At present, there is a strong market for EEPROM (Electrically Erasable, Programmable Read Only Memory), and Flash EEPROM nonvolatile memory devices. These devices tend to be slow to write-, often having write times on the order of milliseconds, while read times range generally between one nanosecond and one microsecond. The great difference between read and write times, together with the block-erase character of Flash EEPROM, complicates design of some systems. CMOS SRAM or DRAM with battery backup power for data retention can provide symmetrical, fast, read and write times in nonvolatile memory but is expensive, requires presence of a battery, and limits system life or requires eventual battery replacement.

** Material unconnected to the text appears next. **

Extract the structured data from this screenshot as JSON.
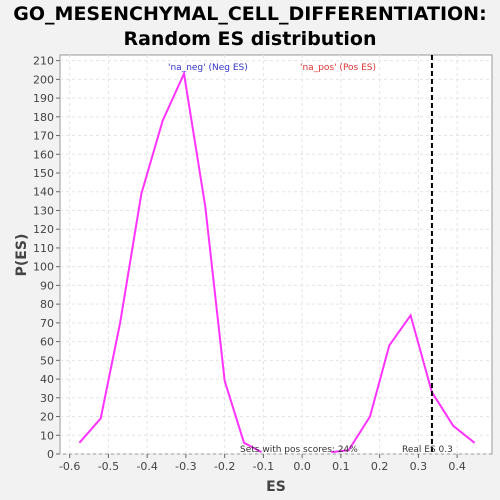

It is known that Ferroelectric Random Access Memory (FRAM) is a nonvolatile memory technology having potential for both read and write times below one microsecond. FRAM nonvolatile memory devices based on Lead Zirconium Titanate (PZT) ferroelectric storage capacitors as memory elements integrated with CMOS addressing, selection, and control logic are known in the art and are commercially available. PLZT is a Lanthanum-doped form of PZT wherein some of the lead is replaced with Lanthanum, for purposes of this patent the term PZT includes PLZT. It is known that PZT may additionally be doped with strontium and calcium to improve its ferroelectric dielectric properties. Ferroelectric storage capacitors having a Strontium Bismuth Tanatalate (SBT) dielectric are also known in the art. For purposes of this patent the term Ferroelectric Dielectric includes both PZT and SBT materials.
It is expected that FRAM devices having smaller device geometries and smaller ferroelectric storage capacitors than currently available devices will offer greater speed and storage density at lower cost. Producing such FRAM devices requires production of improved, uniform, high quality, ferroelectric storage capacitors integrated with CMOS addressing and control logic.
It is known that some prior FRAM devices incorporate ferroelectric storage capacitors that degrade with repeated operation, this is known as fatigue degradation. Some prior FRAM devices incorporate complex circuitry for overcoming fatigue degradation, thereby complicating the design of the device. It is expected that improved, high quality ferroelectric storage capacitors may also permit production of FRAM devices that do not suffer from fatigue degradation without need of complex circuitry.
Ferroelectric storage capacitors of FRAM devices have a bottom electrode interfacing with a ferroelectric layer, often PZT or SBT, that serves as the ferroelectric dielectric. The ferroelectric layer is typically deposited on top of the bottom electrode, and a top electrode is deposited on top of the ferroelectric layer. Each layer is masked and etched to define the size and location of each capacitor. A passivation layer is formed over the resulting capacitors. This layer is masked and etched to allow connection of each capacitor to other components of each memory cell and to other components, such as CMOS addressing, selection, and control logic of the integrated circuit.
A prior process for fabricating the ferroelectric dielectric of ferroelectric storage capacitors is described in U.S. Pat. No. 6,090,443, (the '443 patent) entitled “Multi-Layer approach for optimizing Ferroelectric Film Performance” and assigned to Ramtron International Corporation, Colorado Springs, Colo., the disclosure of which is incorporated herein by reference. This process involves the following steps, including a two-step Rapid Thermal Anneal (RTA), all performed after deposition of a bottom electrode layer:
Sputter deposition of a metallic bottom electrode layer.
Sputter deposition of a lead-rich PZT nucleation layer.
Sputter deposition of a bulk PZT layer.
Optional sputter deposition of a lead-rich PZT cap layer. The PZT nucleation, bulk, and cap layers can alternatively be deposited by a spin-on process, and are calcium and strontium doped.
Annealing the deposited PZT by RTA in argon atmosphere to form intermetallic phases at the bottom electrode interface at 625 C for 90 seconds, RTA being performed by an AG Heatpulse 410 RTA unit.
Annealing the deposited PZT by RTA in oxygen atmosphere to crystallize the PZT at 750 C for 20 seconds.
Depositing a top electrode layer.
Furnace annealing the resulting structure prior to testing at 650 C for one hour.
While the process of the '443 patent can produce PZT films improved over prior art, there was still room for improvement in PZT quality and process complexity.